A Philosophical View On The Use Of Animals In Scientific Research
The use of animals in scientific experiments is one of the major controversies facing the society today. It has led to the formation of many theories about the place of humankind in relation to animals and nature. There are many people who support the use of animals in scientific experimentation just as there are those who strongly oppose the practice. In my opinion unnecessary experiments that do not benefit humans or animals in any way should never be condoned. However, I strongly support the use of animals in research experiments that are beneficial to the health of either humans or animals, and which are conducted with great caution to avoid inflicting unnecessary pain or agony to the animals.
While arguing in support of animal experimentation, Fox (1986) states that “the fact that animals can suffer, although morally significant because it gives animals the status of moral recipients, is not by itself a sufficient ground on which to accord them equal moral status with humans” (p. 70). I absolutely agree with Fox on the premise that animals are not of the same moral status as human beings which means that we are not morally restrained from using animals for beneficial purposes. From a philosophical viewpoint, an act that is not morally wrong is, consequently, morally permissible. Therefore using animals in meaningful scientific experiments is morally acceptable. However, this moral argument should be approached with caution for it does not give us the right to abuse animals or treat them without moral concern for their suffering.
Opponents of animal experimentation accuse scientists of speciesism, which elevates humans to a higher level than animals. They however fail to extend this accusation to the use of plants for human sustenance. This is because if we were to refrain from using plants for nourishment and medicinal purposes on the grounds that such uses would cause them pain or suffering, then life would not be possible on this planet. A similar argument can be applied to the use of animals in scientific experiments. Furthermore, unlike other harmful activities such as pleasure hunting and exploitation of animals for fur, scientific research hardly affects the balance of nature. Hunting poses a risk of wiping out an entire animal species but scientific research uses animals raised in laboratories.
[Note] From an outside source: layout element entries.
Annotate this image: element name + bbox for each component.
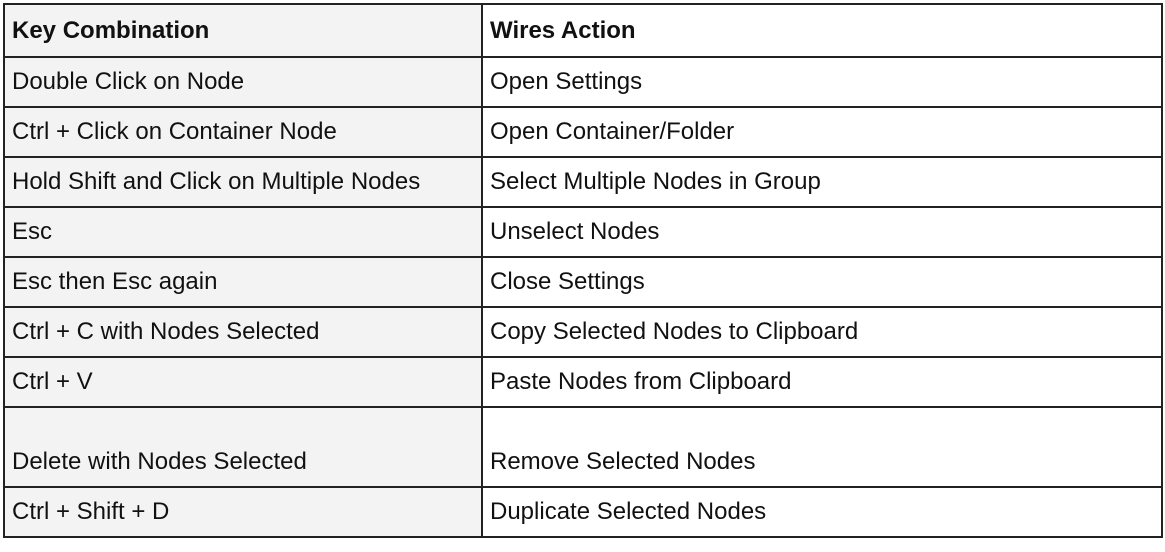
table-row: Hold Shift and Click on Multiple Nodes S… (3, 156, 1163, 208)
key-cell: Ctrl + V (3, 356, 483, 408)
key-cell: Ctrl + C with Nodes Selected (3, 306, 483, 358)
action-cell: Remove Selected Nodes (481, 406, 1163, 488)
table-row: Delete with Nodes Selected Remove Select… (3, 406, 1163, 488)
table-row: Esc Unselect Nodes (3, 206, 1163, 258)
action-cell: Copy Selected Nodes to Clipboard (481, 306, 1163, 358)
action-cell: Open Settings (481, 56, 1163, 108)
action-cell: Unselect Nodes (481, 206, 1163, 258)
table-row: Ctrl + C with Nodes Selected Copy Select… (3, 306, 1163, 358)
table-header-row: Key Combination Wires Action (3, 3, 1163, 58)
key-cell: Ctrl + Click on Container Node (3, 106, 483, 158)
key-cell: Esc (3, 206, 483, 258)
table-row: Ctrl + V Paste Nodes from Clipboard (3, 356, 1163, 408)
header-wires-action: Wires Action (481, 3, 1163, 58)
key-cell: Esc then Esc again (3, 256, 483, 308)
key-cell: Double Click on Node (3, 56, 483, 108)
table-row: Ctrl + Click on Container Node Open Cont… (3, 106, 1163, 158)
shortcuts-table: Key Combination Wires Action Double Clic… (3, 3, 1163, 538)
table-row: Ctrl + Shift + D Duplicate Selected Node… (3, 486, 1163, 538)
action-cell: Duplicate Selected Nodes (481, 486, 1163, 538)
action-cell: Paste Nodes from Clipboard (481, 356, 1163, 408)
shortcuts-table-container: Key Combination Wires Action Double Clic… (3, 3, 1163, 538)
key-cell: Ctrl + Shift + D (3, 486, 483, 538)
key-cell: Delete with Nodes Selected (3, 406, 483, 488)
key-cell: Hold Shift and Click on Multiple Nodes (3, 156, 483, 208)
table-row: Esc then Esc again Close Settings (3, 256, 1163, 308)
action-cell: Select Multiple Nodes in Group (481, 156, 1163, 208)
action-cell: Close Settings (481, 256, 1163, 308)
table-row: Double Click on Node Open Settings (3, 56, 1163, 108)
action-cell: Open Container/Folder (481, 106, 1163, 158)
header-key-combination: Key Combination (3, 3, 483, 58)
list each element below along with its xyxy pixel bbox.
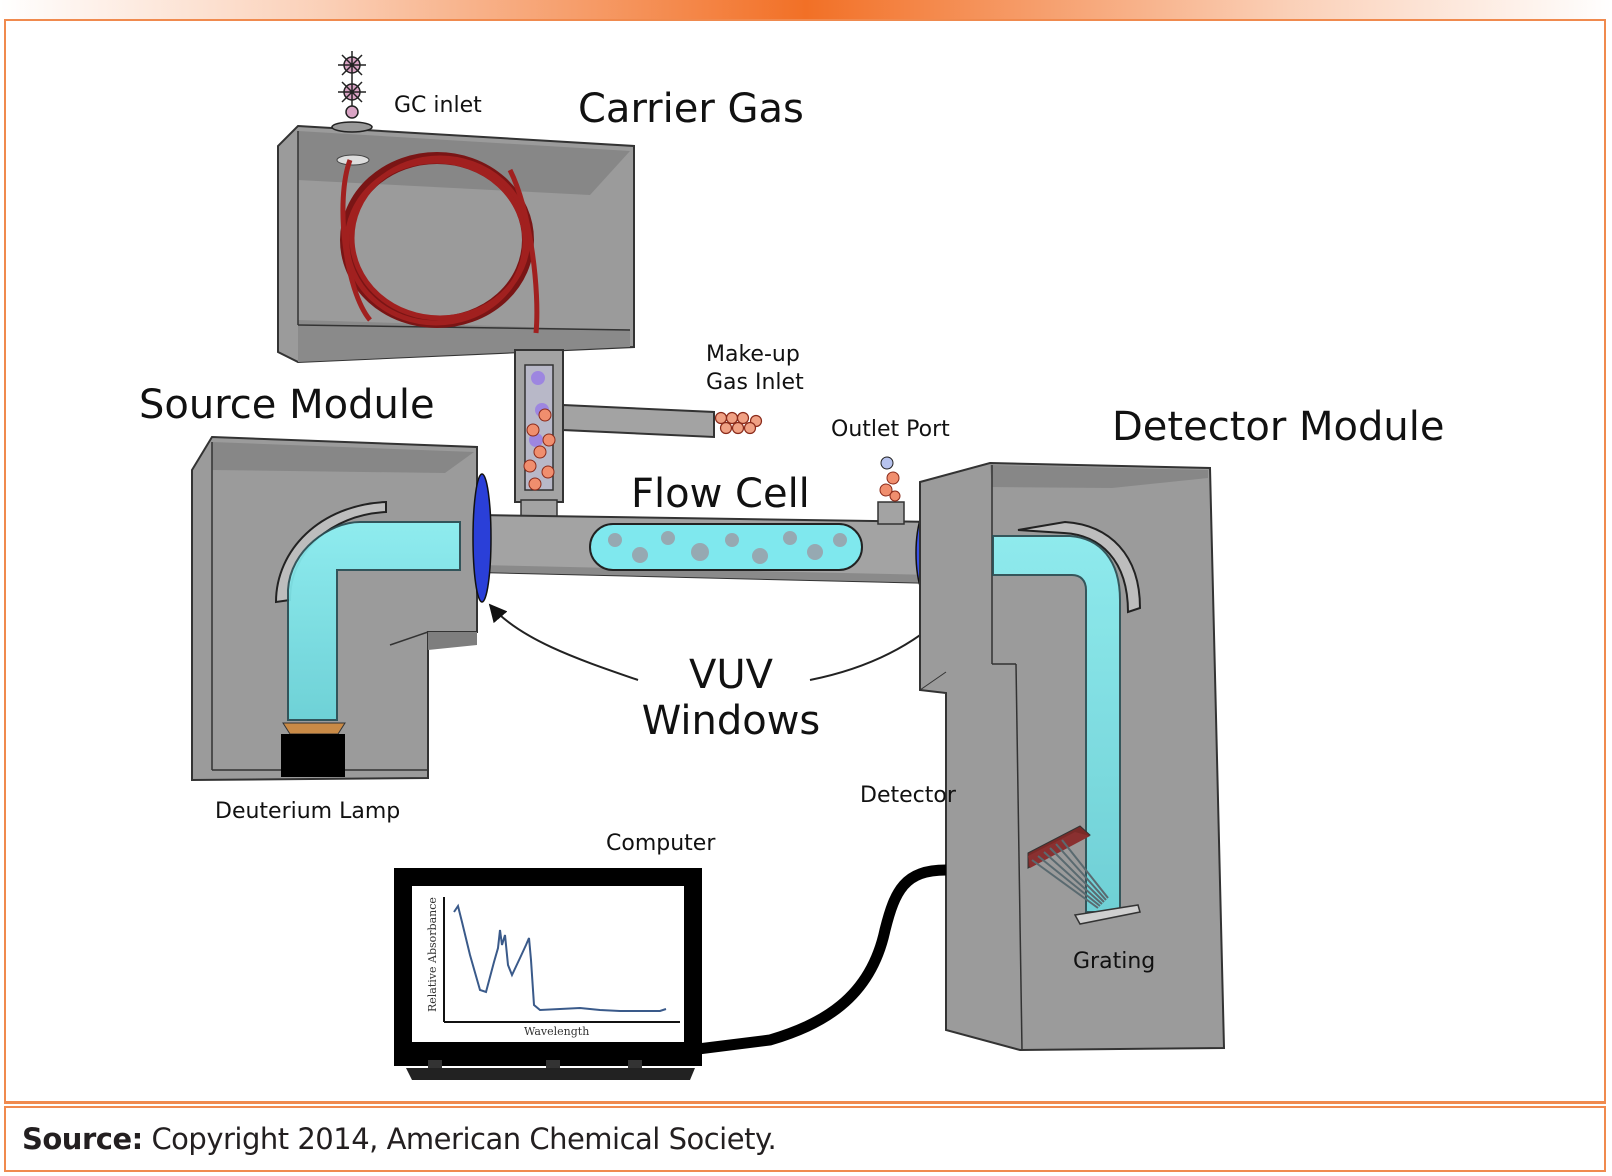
detector-label: Detector <box>860 783 957 808</box>
makeup-gas-molecules-icon <box>714 411 763 435</box>
detector-module-label: Detector Module <box>1112 404 1444 450</box>
outlet-molecules-icon <box>879 456 901 502</box>
flow-cell-label: Flow Cell <box>631 471 810 517</box>
flow-cell-chamber <box>589 523 863 571</box>
spectrum-ylabel: Relative Absorbance <box>426 897 439 1012</box>
figure-frame <box>4 19 1606 1104</box>
gc-inlet-molecules-icon <box>331 51 373 133</box>
outlet-port-label: Outlet Port <box>831 417 950 442</box>
gc-column-coil-icon <box>340 152 540 334</box>
computer-monitor-icon <box>394 868 702 1080</box>
detector-array-icon <box>1027 825 1109 909</box>
detector-module-box <box>919 461 1226 1052</box>
vuv-label-line1: VUV <box>689 652 774 698</box>
makeup-gas-label-line1: Make-up <box>706 342 800 367</box>
deuterium-lamp-label: Deuterium Lamp <box>215 799 400 824</box>
top-accent-bar <box>0 0 1612 19</box>
spectrum-xlabel: Wavelength <box>524 1025 589 1038</box>
vuv-label-line2: Windows <box>642 698 821 744</box>
analyte-molecules-icon <box>523 371 556 491</box>
grating-icon <box>1073 904 1141 925</box>
makeup-gas-label-line2: Gas Inlet <box>706 370 804 395</box>
vuv-window-left <box>472 473 492 603</box>
outlet-port <box>877 501 905 525</box>
detector-cable <box>689 864 947 1056</box>
carrier-gas-label: Carrier Gas <box>578 86 804 132</box>
figure-caption: Source: Copyright 2014, American Chemica… <box>4 1106 1606 1172</box>
detector-mirror-icon <box>1017 520 1142 614</box>
source-text: Copyright 2014, American Chemical Societ… <box>151 1122 777 1156</box>
source-label: Source: <box>22 1122 143 1156</box>
makeup-gas-tube <box>562 403 715 439</box>
source-credit: Source: Copyright 2014, American Chemica… <box>22 1122 777 1156</box>
gc-inlet-label: GC inlet <box>394 93 482 118</box>
source-light-beam <box>287 521 461 721</box>
computer-label: Computer <box>606 831 716 856</box>
spectrum-plot: Relative Absorbance Wavelength <box>426 897 680 1038</box>
spectrum-line <box>453 903 667 1012</box>
vuv-diagram: GC inlet Carrier Gas Make-up Gas Inlet S… <box>139 51 1444 1080</box>
grating-label: Grating <box>1073 949 1155 974</box>
vuv-arrow-left <box>488 603 639 681</box>
source-module-label: Source Module <box>139 382 435 428</box>
deuterium-lamp-icon <box>281 722 346 777</box>
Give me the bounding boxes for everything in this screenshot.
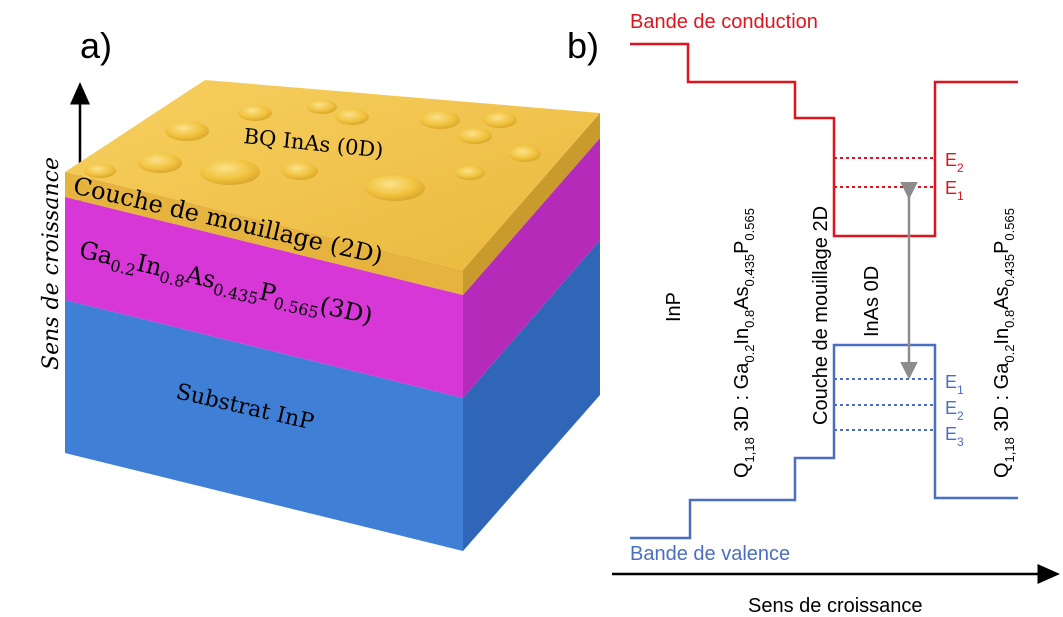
region-wetting-label: Couche de mouillage 2D	[810, 206, 832, 425]
panel-a: a) Sens de croissance	[39, 25, 600, 551]
quantum-dot	[307, 100, 337, 114]
quantum-dot	[282, 162, 318, 180]
quantum-dot	[365, 175, 425, 201]
quantum-dot	[335, 109, 369, 125]
quantum-dot	[483, 112, 517, 128]
quantum-dot	[138, 153, 182, 173]
quantum-dot	[455, 166, 485, 180]
quantum-dot	[200, 159, 260, 185]
quantum-dot	[238, 105, 272, 121]
electron-level-e1-label: E1	[945, 178, 964, 203]
panel-b: b) Bande de conduction Bande de valence …	[567, 11, 1060, 617]
quantum-dot	[84, 164, 116, 178]
hole-level-e2-label: E2	[945, 398, 964, 423]
x-axis-label: Sens de croissance	[748, 595, 923, 617]
valence-band-profile	[630, 343, 1018, 540]
hole-level-e1-label: E1	[945, 372, 964, 397]
valence-band-label: Bande de valence	[630, 543, 790, 565]
quantum-dot	[458, 128, 492, 144]
conduction-band-profile	[630, 42, 1018, 238]
quantum-dot	[509, 146, 541, 162]
region-quaternary-right-label: Q1,18 3D : Ga0.2In0.8As0.435P0.565	[991, 208, 1017, 478]
panel-b-label: b)	[567, 25, 599, 66]
growth-axis-label: Sens de croissance	[39, 157, 64, 370]
electron-level-e2-label: E2	[945, 150, 964, 175]
hole-level-e3-label: E3	[945, 424, 964, 449]
quantum-dot	[165, 121, 209, 141]
quaternary-side-face	[463, 138, 600, 398]
panel-a-label: a)	[80, 25, 112, 66]
conduction-band-label: Bande de conduction	[630, 11, 818, 33]
substrate-side-face	[463, 240, 600, 551]
wetting-side-face	[463, 113, 600, 295]
region-quaternary-left-label: Q1,18 3D : Ga0.2In0.8As0.435P0.565	[731, 208, 757, 478]
quantum-dots	[84, 100, 541, 201]
substrate-front-face	[65, 300, 463, 551]
region-dots-label: InAs 0D	[861, 266, 883, 337]
quaternary-front-face	[65, 197, 463, 398]
wetting-front-face	[65, 172, 463, 295]
quantum-dot	[420, 111, 460, 129]
region-inp-label: InP	[663, 292, 685, 322]
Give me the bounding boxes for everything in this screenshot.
The number of animals used in experiments is too low to upset the ecosystem (Yarri, 2005).
It can also be accurately argued that human suffering is of greater concern than that of animals. It is more preferable for an animal to suffer than a human being (Degrazia & Rowan, 1991). For example, in a case where it is absolutely necessary to deform a toe of a being in a research aimed at saving human or animal lives, the most prudent choice would be to use an animal rather than a human being. This is because in human beings “the number of possible conditions – to which animals are not subject- that can produce a sense of thwarted agency, diminished selfhood, or ineffectualness, from which suffering so often arises, is astronomically high” (Fox, 1986, p. 69). An animal will not suffer psychological humiliation from a deformed toe, and might not even realize that it has a deformity.
In conclusion, I am of the opinion that using animals in research does not imply that we do not respect the rights of animals. However, it is the only way through which we have been able to understand the human nervous system, developed vaccines, and discovered cures for many ailments. Until another way of experimenting for cures to diseases such as AIDS, Alzheimer’s, and cancer is found, animals will continue to be used in laboratories.
Degrazia, D. & Rowan, A. (1991). Pain, suffering, and anxiety in animals and humans.Theoretical Medicine, 12, 193-211.
Fox, M. A. (1986). The case of animal experimentation. Los Angeles, CA: University ofCalifornia Press.
Yarri, D. (2005). The ethics of animal experimentation. Oxford: Oxford University Press.